"The conformation evaluation of potential event horses at different venues around Ireland highlighted the prevalence of some unfavourable conformation traits as identified by elite riders," says Soraya.
"These included straight shoulders, back-at-the-knee conformation, sickle hock conformation, long back conformation, weak loin areas, rectangular structure and a lack of impulsion in trot.
"In order for the Irish Sport Horse to remain at the top of the world eventing rankings, these traits need to be eliminated.
"As longevity is of utmost importance in eventing to reach the highest level, any conformation traits that contribute to early breakdown and that will not withstand the high demands placed on the musculoskeletal system will have to be monitored," she says.

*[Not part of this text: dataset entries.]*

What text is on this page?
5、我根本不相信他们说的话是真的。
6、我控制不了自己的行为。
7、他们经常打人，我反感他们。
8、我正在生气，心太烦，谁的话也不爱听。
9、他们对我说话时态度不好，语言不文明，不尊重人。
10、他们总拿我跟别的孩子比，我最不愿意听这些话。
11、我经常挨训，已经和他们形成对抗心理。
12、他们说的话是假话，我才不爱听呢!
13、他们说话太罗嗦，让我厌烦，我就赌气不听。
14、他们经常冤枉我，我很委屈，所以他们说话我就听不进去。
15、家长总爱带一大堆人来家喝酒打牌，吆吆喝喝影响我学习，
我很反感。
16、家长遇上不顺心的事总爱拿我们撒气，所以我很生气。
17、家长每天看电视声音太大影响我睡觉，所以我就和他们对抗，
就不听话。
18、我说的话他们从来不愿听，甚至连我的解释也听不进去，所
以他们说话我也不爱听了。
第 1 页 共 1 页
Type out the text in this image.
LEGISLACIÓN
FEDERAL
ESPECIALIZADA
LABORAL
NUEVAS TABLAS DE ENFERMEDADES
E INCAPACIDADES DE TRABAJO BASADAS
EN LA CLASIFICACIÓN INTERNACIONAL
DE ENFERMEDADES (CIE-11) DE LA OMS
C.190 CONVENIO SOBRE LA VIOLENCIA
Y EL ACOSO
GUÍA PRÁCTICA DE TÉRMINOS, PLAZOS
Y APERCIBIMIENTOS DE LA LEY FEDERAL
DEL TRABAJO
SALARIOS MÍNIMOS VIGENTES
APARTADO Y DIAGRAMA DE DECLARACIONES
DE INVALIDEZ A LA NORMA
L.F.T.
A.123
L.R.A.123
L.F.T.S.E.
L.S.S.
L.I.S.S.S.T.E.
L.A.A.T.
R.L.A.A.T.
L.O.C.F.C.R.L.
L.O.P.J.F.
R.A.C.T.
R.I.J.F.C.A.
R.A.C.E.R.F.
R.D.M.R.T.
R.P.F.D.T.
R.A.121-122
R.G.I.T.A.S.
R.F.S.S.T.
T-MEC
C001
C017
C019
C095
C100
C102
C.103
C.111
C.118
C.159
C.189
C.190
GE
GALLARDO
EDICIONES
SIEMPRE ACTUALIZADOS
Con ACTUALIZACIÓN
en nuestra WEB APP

"Active selection for desirable traits needs to be included in selection procedures and breeding objectives."
The conformation of 422 horses was compared to the "ideal conformation", as outlined by top event riders. The following are the main results of the comparison:
- Top event riders look for a medium to higher wither height and all the FEHL horses studied conformed to this.
- Riders look for a sloping shoulder but there was a high prevalence of straight (upright) shoulders, which carry a higher risk of lameness.
- Almost 20pc of the horses were back at the knee, even though riders are looking for horses that are straight or even slightly forward at the knee.
Back-at-the-knee is the most serious conformational fault of the forelimb because it will not withstand the pressures of eventing long term.
- Most horses had the medium to short pastern length that riders look for.
- Almost one-third of horses were light of bone, even though medium to strong bone is most desirable in an event horse.
- Riders prefer a horse with a square to medium shape overall, however one-third of the horses studied were slightly rectangular or rectangular in shape.
This follows recent trends in breeding, led by Continental studbooks that aim to breed a rectangular horse for show-jumping and dressage.
However, the rectangular shape is not favourable for eventing because shorter body forms are associated with a strong, more durable structure.
- Riders look for a long stride length in walk and straight movement. In general, the FEHL horses displayed a good length of stride at walk but 30pc of them displayed deviation at walk (10pc toe in, 20pc toe out).
- Some 75pc of riders prefer average to slightly long strides at trot and canter, with slightly powerful to powerful impulsion but one quarter of the horses studied were lacking impulsion and displayed short stride lengths at trot. The canter was not assessed in the FEHL horses.
Soraya believes that monitoring unfavourable traits in young event horses is critical for the future production of top-class eventing horses.
"There is a relatively high prevalence of some unfavourable conformation traits for eventing," she says.
"These include straight shoulders, back-at-the-knee conformation, sickle hocks, long backs, weak loins and rectangular structure.
"Monitoring these unfavourable traits will be imperative going forward in order to keep producing top-quality animals for the sport and reduce their prevalence in the population," she claims.
"The introduction of sires and broodmares from other studbooks with breeding aims to breed rectangular structures may not be of advantage considering short frames and backs are desired in the sport of eventing.
"In order to achieve an improvement in conformation traits towards the ideal, conformation needs to be assessed and information made available on which sires have favourable traits to work towards the ideal event horse," she concludes.